Figure 7. A proposed signaling pathway controlling SOS1 mRNA stability and SOS1-conferred paraquat sensitivity

(a) Hypothetical model showing the early signaling events and downstream signal transduction regulating the stability of SOS1 mRNA. Under Na⁺ stress, operation of SOS1 would cause extracellular pH elevation, which could be required for activation and/or maintenance of the plasma membrane-bound NADPH oxidase activity that produces extracellular reactive oxygen species (ROS).

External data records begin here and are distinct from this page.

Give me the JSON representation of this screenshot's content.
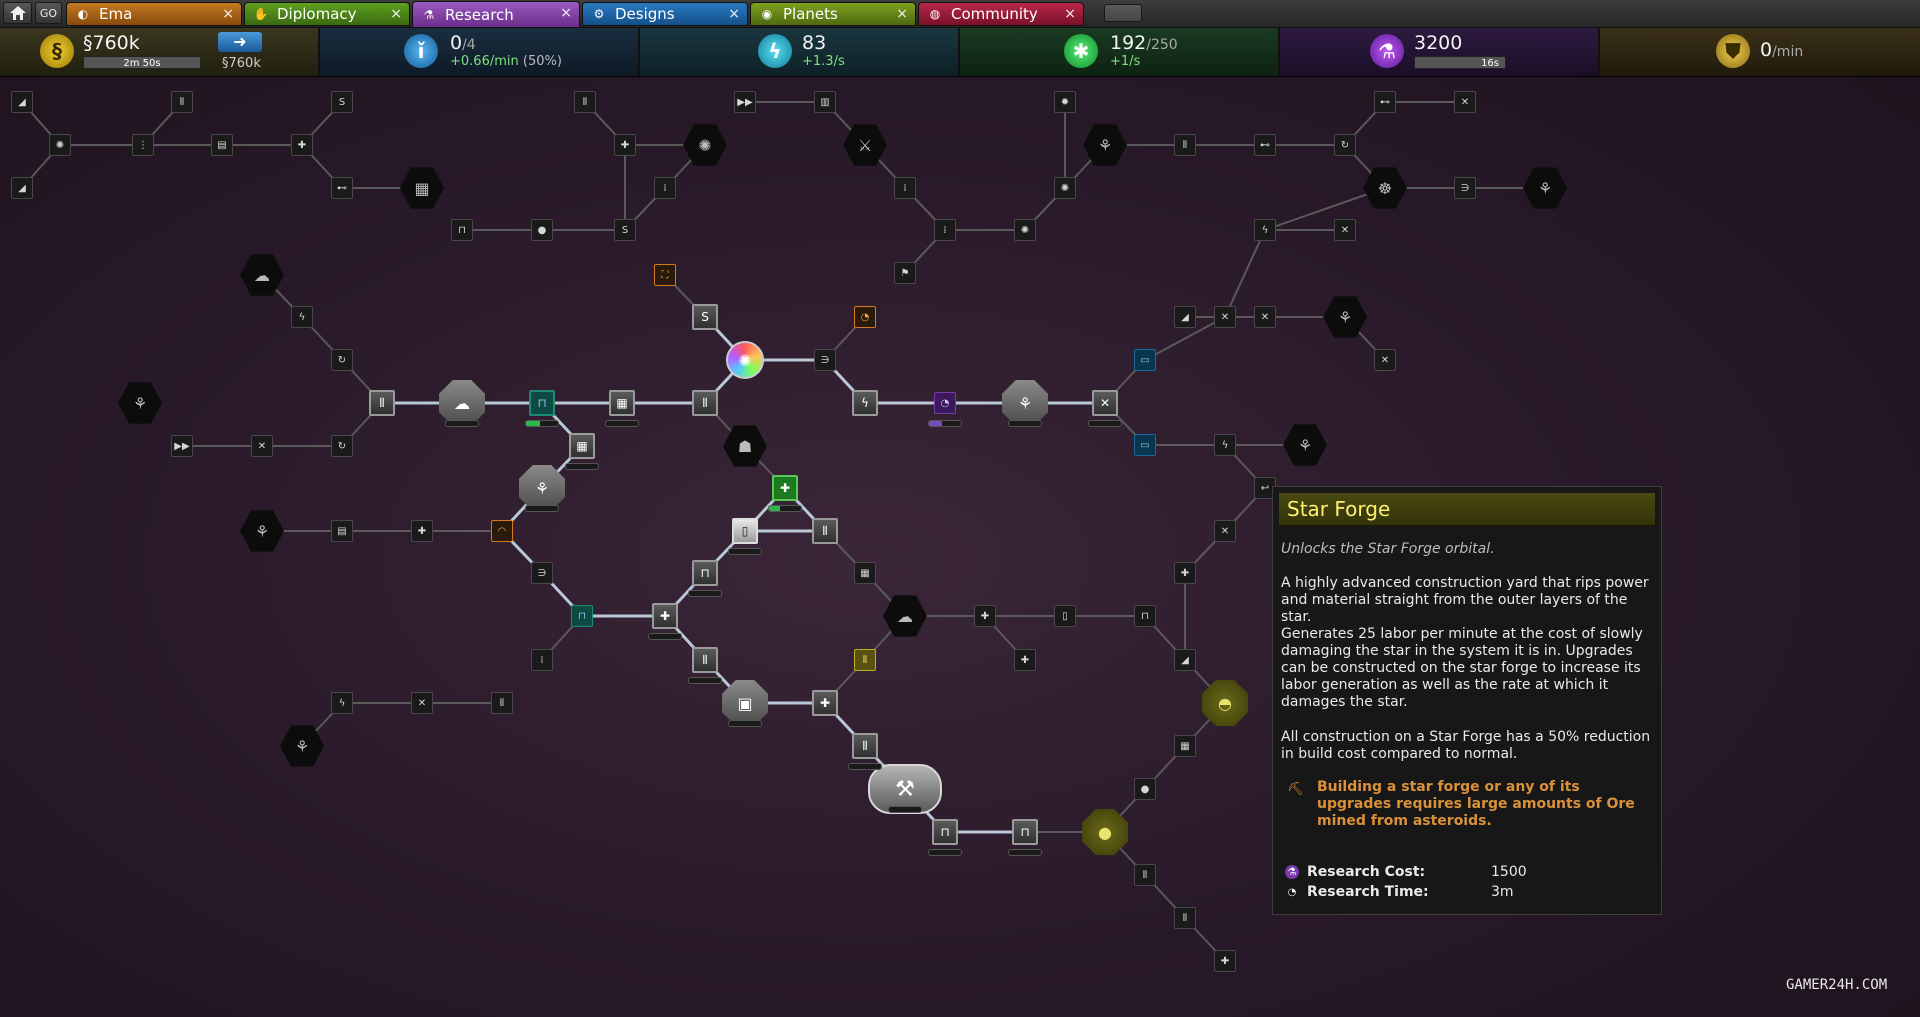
{
  "tab_bar": {
    "home_icon": "home-icon",
    "go_label": "GO",
    "tabs": [
      {
        "label": "Ema",
        "icon": "empire-icon",
        "close": "×",
        "color": "#b06a16"
      },
      {
        "label": "Diplomacy",
        "icon": "handshake-icon",
        "close": "×",
        "color": "#4c8a1a"
      },
      {
        "label": "Research",
        "icon": "research-flask-icon",
        "close": "×",
        "color": "#7a3e9e"
      },
      {
        "label": "Designs",
        "icon": "gears-icon",
        "close": "×",
        "color": "#1e6aa8"
      },
      {
        "label": "Planets",
        "icon": "planets-icon",
        "close": "×",
        "color": "#6a8a1a"
      },
      {
        "label": "Community",
        "icon": "community-icon",
        "close": "×",
        "color": "#9e1e3a"
      }
    ]
  },
  "resources": {
    "money": {
      "icon": "money-icon",
      "value": "§760k",
      "timer": "2m 50s",
      "income": "§760k",
      "budget_icon": "budget-arrow-icon"
    },
    "influence": {
      "icon": "influence-icon",
      "value": "0",
      "cap": "/4",
      "rate": "+0.66/min",
      "rate_pct": "(50%)"
    },
    "energy": {
      "icon": "energy-icon",
      "value": "83",
      "rate": "+1.3/s"
    },
    "ftl": {
      "icon": "ftl-icon",
      "value": "192",
      "cap": "/250",
      "rate": "+1/s"
    },
    "research": {
      "icon": "research-icon",
      "value": "3200",
      "timer": "16s"
    },
    "defense": {
      "icon": "defense-icon",
      "value": "0",
      "unit": "/min"
    }
  },
  "tooltip": {
    "title": "Star Forge",
    "subtitle": "Unlocks the Star Forge orbital.",
    "p1": "A highly advanced construction yard that rips power and material straight from the outer layers of the star.",
    "p2": "Generates 25 labor per minute at the cost of slowly damaging the star in the system it is in. Upgrades can be constructed on the star forge to increase its labor generation as well as the rate at which it damages the star.",
    "p3": "All construction on a Star Forge has a 50% reduction in build cost compared to normal.",
    "warning_icon": "ore-warning-icon",
    "warning": "Building a star forge or any of its upgrades requires large amounts of Ore mined from asteroids.",
    "cost_label": "Research Cost:",
    "cost_value": "1500",
    "cost_icon": "research-cost-icon",
    "time_label": "Research Time:",
    "time_value": "3m",
    "time_icon": "research-time-icon"
  },
  "watermark": "GAMER24H.COM"
}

Extracellular ROS could serve as signaling molecules to trigger gene regulation. The stability of SOS1 mRNA could be increased through a positive feedback regulation upon salt stress. (b) Redox cycling of paraquat (PQ) coupling with the plasma membrane NADPH oxidases. The plasma membrane-bound NADPH oxidase could be an enzymatic source of electrons for the formation of free radical paraquat (PQ⁺) from normal divalent cation paraquat (PQ²⁺). Rapid reoxidation of PQ⁺ causes production of ROS through transfer of electrons to molecular oxygen. The PQ redox cycling, which causes enormous extracellular ROS production deleterious to plant cells, could be dependent on SOS1 activity that would be required for activation and/or maintenance of the NADPH oxidase activity. See the Discussion in the text for a detailed explanation.